Vu la procédure suivante :
Procédure contentieuse antérieure :
M. AG... Y... a demandé au tribunal administratif de Bastia de réformer le résultat des élections à la chambre des métiers et de l'artisanat de Corse.
Par un jugement nos 2101236, 2101247 du 22 décembre 2021, le tribunal administratif de Bastia a rejeté ses protestations après les avoir jointes.
Procédure devant la cour :
Par une requête et deux mémoires, enregistrés les 22 février, 24 mars et 21 avril 2022, M. Y..., représenté par la SELARL Cornet-Vincent-Ségurel, demande à la cour :
1°) d'annuler le jugement du 22 décembre 2021 du tribunal administratif de Bastia ;
2°) à titre principal, d'annuler les opérations électorales ;
3°) à titre subsidiaire, de proclamer élus les membres de la liste " A voce di l'artisgiani " ;
4°) de mettre à la charge de M. AE... AB..., M. P... C..., M. D... U... et M. B... R... la somme de 3 000 euros en application de l'article L. 761-1 du code de justice administrative.
Il soutient que :
- plusieurs électeurs n'ont pas été destinataires de leur matériel de vote après en avoir demandé la communication ;
- les signatures de plusieurs demandes de communication des matériels de vote ne correspondent pas à celles figurant sur les documents d'identité des électeurs concernés ;
- les enveloppes comportant la profession de foi d'un candidat doivent être comptabilisées parmi les bulletins nuls ;
- le vote électronique d'un nombre d'électeurs compris entre 80 et 120 depuis un ordinateur mis à leur disposition par la chambre des métiers et de l'artisanat de Haute-Corse constitue une manœuvre qui a altéré les résultats du scrutin ;
- le procès-verbal établi par la commission d'organisation des élections ne fait pas apparaître les raisons pour lesquelles dix-sept bulletins ont été considérés comme valides ;
- la contestation de la validité de plusieurs bulletins par trois scrutateurs constitue une manœuvre ayant altéré les résultats du scrutin ;
- ces griefs, qui sont d'ordre public, sont recevables.

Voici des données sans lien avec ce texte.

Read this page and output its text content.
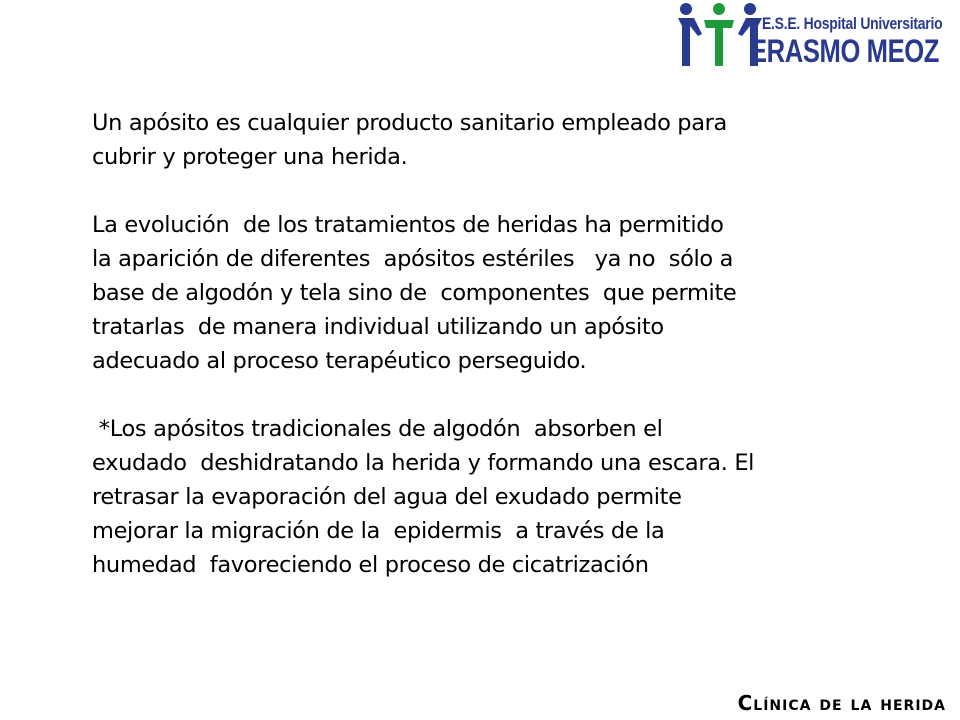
E.S.E. Hospital Universitario
ERASMO MEOZ

Un apósito es cualquier producto sanitario empleado para

cubrir y proteger una herida.

La evolución  de los tratamientos de heridas ha permitido

la aparición de diferentes  apósitos estériles   ya no  sólo a

base de algodón y tela sino de  componentes  que permite

tratarlas  de manera individual utilizando un apósito

adecuado al proceso terapéutico perseguido.

*Los apósitos tradicionales de algodón  absorben el

exudado  deshidratando la herida y formando una escara. El

retrasar la evaporación del agua del exudado permite

mejorar la migración de la  epidermis  a través de la

humedad  favoreciendo el proceso de cicatrización

Clínica de la herida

Par des observations en défense, enregistré le 29 mars 2022, le ministre de l'économie, des finances et de la relance conclut au rejet de la requête.
Il soutient que :
- seuls trois électeurs n'ont pas voté après avoir demandé la transmission de leur matériel de vote ;
- trois électrices ont voté alors que la signature de leur demande de communication des matériels de vote ne correspond pas à celle figurant sur leur carte nationale d'identité ;
- les autres griefs soulevés par M. Y... sont infondés.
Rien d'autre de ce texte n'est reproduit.